E' ingeneroso ricordarti solo per quell'impermeabile giallo e sgualcito, per la palandrana che forse ti andava stretta, ma nella quale sguazzavi mezzo sciancato; per la gamba tesa e l'occhio guercio, da genio pazzo e proletario; per il cervello vagolante, inquinato da sigari e whisky di pessima marca; per la moglie invisibile (ma certo italiana, romantica, casalinga, struccata). Ma attraverso quelli, ho scoperto un attore generoso come il rovere, dal nome di gangster e dal cuore gentile. Addio, Frank Minghetti.

4.4.11

Principe timido

Ecco cosa succede quando si vuol recensire De Gregori: non si sa da che parte iniziare. Dannazione, le sue canzoni sono tutte belle.
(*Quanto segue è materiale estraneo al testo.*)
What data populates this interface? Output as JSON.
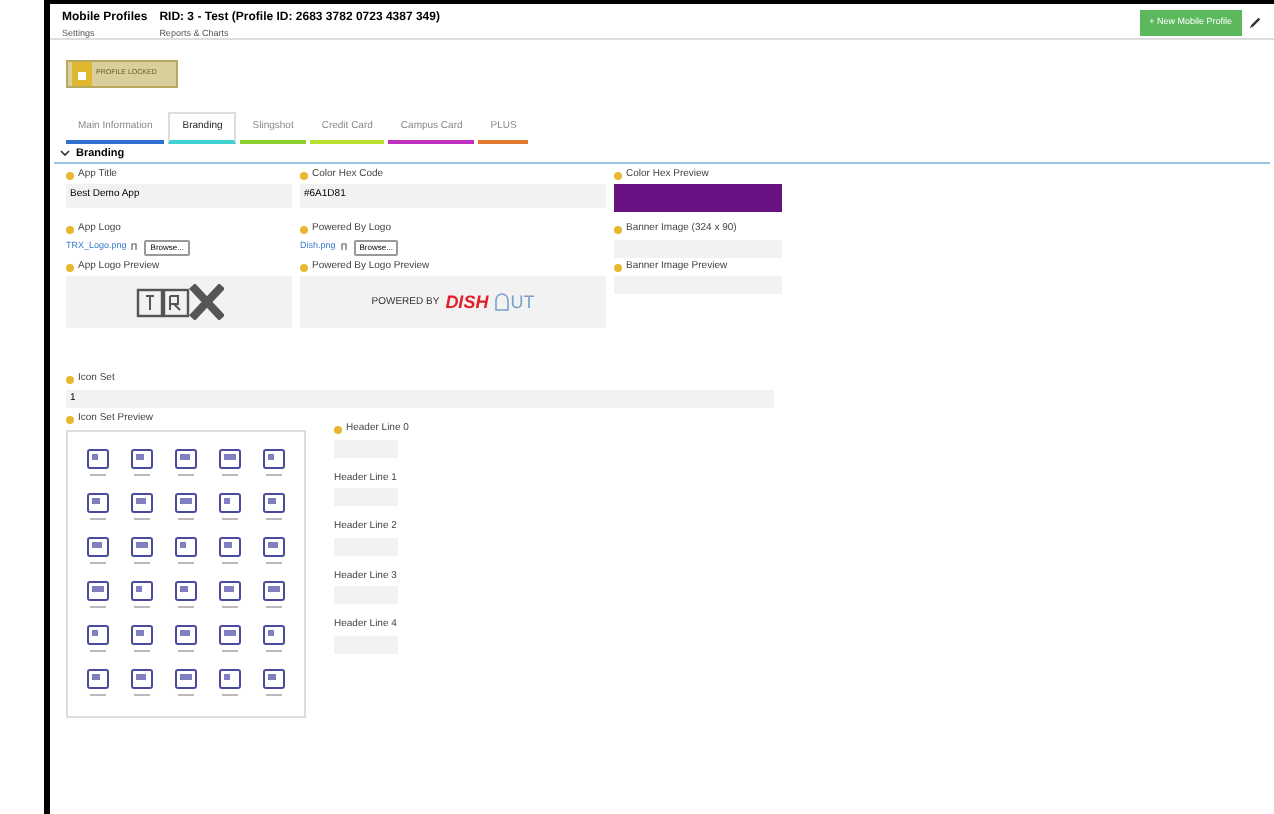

Simile modo d'imprecare ricorre nel lessico dell'artista. E sembra d'udirvi uno stridore, un frizzo d'ira compressa, un tentativo di slegarsi, di togliersi di dosso una patina d'aurorale levità. Le sue origini aristocratiche, forse. Ho scelto un De Gregori ai primordi. Privo di barba. Con un'aria nebulosa da cherubino slungagnato, in un paesaggio più simile alla Bassa che alle campagne laziali. Ha un sentore di pioggia. E' un cowboy di periferia.

De Gregori è il Novecento e il suo contrario. Basterebbe un brano a confermarlo: I muscoli del capitano (tratto da uno dei suoi capolavori, il più che evocativo
Titanic).

Voce atona, s'è detto di lui. Esile come filo di lana, monotona, persino un po' svogliata, nasale, monocorde. Ne siamo sicuri?

Ne I muscoli del capitano, la voce di Francesco è semplicemente perfetta.
Epica, diremmo. Manifesta una sorta d'illune stupore, malinconia e scetticismo tipico degli degli esclusi dalla storia. Che assistono silenti all'avanzare sicuro e splendente del capitano vittorioso, emblema d'un'umanità superiore, scagliata come turbine verso radiose giornate. "I signori, si sa, hanno tutti un po' del matto" (A. Manzoni). Ed Edward Smith, il comandante del Titanic, moderno Ulisse dai baffi a manubrio, perde immediatamente la goffaggine ottocentesca per dar spazio a un monumento futurista e marinettiano, che "si leva l'ancora dai pantaloni e la getta nelle onde". E la voce di Francesco veramente vola: ci par quasi di vederla compiere una giravolta e accompagnare le braccia nerborute del superuomo. Dominio sui mari e sulla terra, su uno sfondo art nouveau che riechieggia danze, sicurezza, scintillii, guerre lampo, poesie, e il procedere muto di milioni di schiavi. Ma nel silenzio della notte, o meglio, quando quest'ultima si sperde, avanza un bagliore freddo, che tutto riduce, per lasciar spazio a una pietrificata timidezza. Tutto è concluso.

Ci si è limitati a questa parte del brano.